The ischemic penumbra surrounds this core. This brain tissue is functionally impaired by reduced blood flow but remains metabolically active and potentially salvageable if blood flow is restored promptly. Acute stroke intervention aims to prevent this penumbra from progressing to irreversible infarction.
Damage to neurons and their intricate connections directly disrupts neural networks. This disruption leads to immediate functional deficits, as the brain’s ability to process information, coordinate movements, and communicate effectively is compromised. The extent of these deficits depends on the location and size of the damaged brain region.

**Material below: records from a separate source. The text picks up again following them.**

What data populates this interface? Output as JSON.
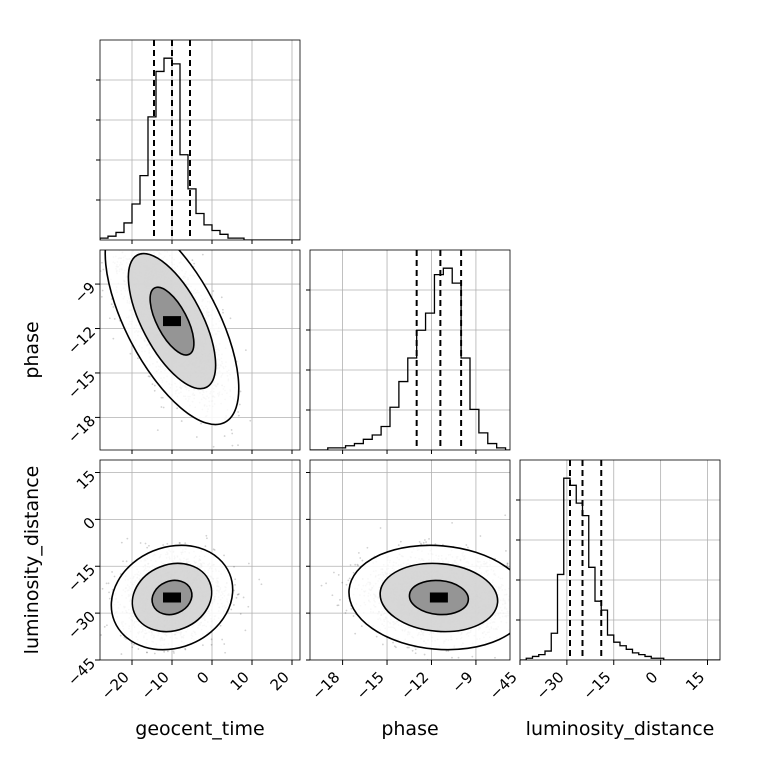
{
  "chart_data": {
    "type": "corner",
    "parameters": [
      "geocent_time",
      "phase",
      "luminosity_distance"
    ],
    "axis_labels": {
      "x": [
        "geocent_time",
        "phase",
        "luminosity_distance"
      ],
      "y": [
        "",
        "phase",
        "luminosity_distance"
      ]
    },
    "ranges": {
      "geocent_time": [
        -28,
        22
      ],
      "phase": [
        -20.2,
        -6.7
      ],
      "luminosity_distance": [
        -45,
        19
      ]
    },
    "ticks": {
      "geocent_time": {
        "values": [
          -20,
          -10,
          0,
          10,
          20
        ],
        "labels": [
          "−20",
          "−10",
          "0",
          "10",
          "20"
        ]
      },
      "phase": {
        "values": [
          -18,
          -15,
          -12,
          -9
        ],
        "labels": [
          "−18",
          "−15",
          "−12",
          "−9"
        ]
      },
      "luminosity_distance": {
        "values": [
          -45,
          -30,
          -15,
          0,
          15
        ],
        "labels": [
          "−45",
          "−30",
          "−15",
          "0",
          "15"
        ]
      }
    },
    "quantiles": {
      "geocent_time": [
        -14.5,
        -10,
        -5.5
      ],
      "phase": [
        -13.0,
        -11.4,
        -10.0
      ],
      "luminosity_distance": [
        -29,
        -25,
        -19
      ]
    },
    "histograms": {
      "geocent_time": {
        "edges": [
          -28,
          -26,
          -24,
          -22,
          -20,
          -18,
          -16,
          -14,
          -12,
          -10,
          -8,
          -6,
          -4,
          -2,
          0,
          2,
          4,
          6,
          8,
          10,
          12,
          14,
          16,
          18,
          20,
          22
        ],
        "counts": [
          1,
          2,
          4,
          9,
          19,
          34,
          65,
          89,
          96,
          93,
          45,
          27,
          14,
          8,
          5,
          3,
          1,
          1,
          0,
          0,
          0,
          0,
          0,
          0,
          0
        ]
      },
      "phase": {
        "edges": [
          -20.2,
          -19.6,
          -19.0,
          -18.4,
          -17.8,
          -17.2,
          -16.6,
          -16.0,
          -15.4,
          -14.8,
          -14.2,
          -13.6,
          -13.0,
          -12.4,
          -11.8,
          -11.2,
          -10.6,
          -10.0,
          -9.4,
          -8.8,
          -8.2,
          -7.6,
          -7.0,
          -6.7
        ],
        "counts": [
          0,
          0,
          1,
          1,
          2,
          3,
          5,
          7,
          11,
          20,
          32,
          43,
          56,
          64,
          82,
          85,
          78,
          43,
          19,
          8,
          3,
          1,
          0
        ]
      },
      "luminosity_distance": {
        "edges": [
          -45,
          -43,
          -41,
          -39,
          -37,
          -35,
          -33,
          -31,
          -29,
          -27,
          -25,
          -23,
          -21,
          -19,
          -17,
          -15,
          -13,
          -11,
          -9,
          -7,
          -5,
          -3,
          -1,
          1,
          3,
          5,
          7,
          9,
          11,
          13,
          15,
          17,
          19
        ],
        "counts": [
          0,
          1,
          2,
          3,
          5,
          15,
          48,
          102,
          98,
          88,
          81,
          52,
          33,
          28,
          14,
          10,
          8,
          6,
          4,
          3,
          2,
          1,
          1,
          0,
          0,
          0,
          0,
          0,
          0,
          0,
          0,
          0
        ]
      }
    },
    "density_2d": [
      {
        "x": "geocent_time",
        "y": "phase",
        "peak": [
          -10,
          -11.5
        ],
        "spread": [
          5.5,
          2.3
        ],
        "correlation": -0.65,
        "level_fractions": [
          0.39,
          0.86,
          0.99
        ],
        "samples": 2600
      },
      {
        "x": "geocent_time",
        "y": "luminosity_distance",
        "peak": [
          -10,
          -25
        ],
        "spread": [
          5.0,
          5.5
        ],
        "correlation": 0.15,
        "level_fractions": [
          0.39,
          0.86,
          0.99
        ],
        "samples": 2600
      },
      {
        "x": "phase",
        "y": "luminosity_distance",
        "peak": [
          -11.5,
          -25
        ],
        "spread": [
          2.0,
          5.5
        ],
        "correlation": -0.1,
        "level_fractions": [
          0.39,
          0.86,
          0.99
        ],
        "samples": 2600
      }
    ],
    "grid": true
  }
}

Increased intracranial pressure (ICP) is a common and serious consequence of brain damage. As brain tissue swells due to edema, pressure inside the skull rises, which can further reduce blood flow to the brain and lead to additional tissue damage. Even a moderate ICP increase can significantly reduce blood flow through collateral vessels, which are alternative pathways for blood supply.
The blood-brain barrier (BBB) is frequently compromised after a stroke. This specialized barrier normally protects the brain from harmful substances, but its disruption allows potentially toxic blood components to enter brain tissue. BBB breakdown can worsen brain edema and contribute to hemorrhagic transformation, where an ischemic stroke converts into a hemorrhagic one, further complicating the injury.
Pathological damage and subsequent brain changes manifest as immediate neurological symptoms. These include sudden weakness or paralysis, often affecting one side of the body, and difficulties with speech, such as slurred words or trouble understanding language. Other symptoms may involve problems with vision, dizziness, confusion, or a sudden, severe headache, depending on the affected brain area.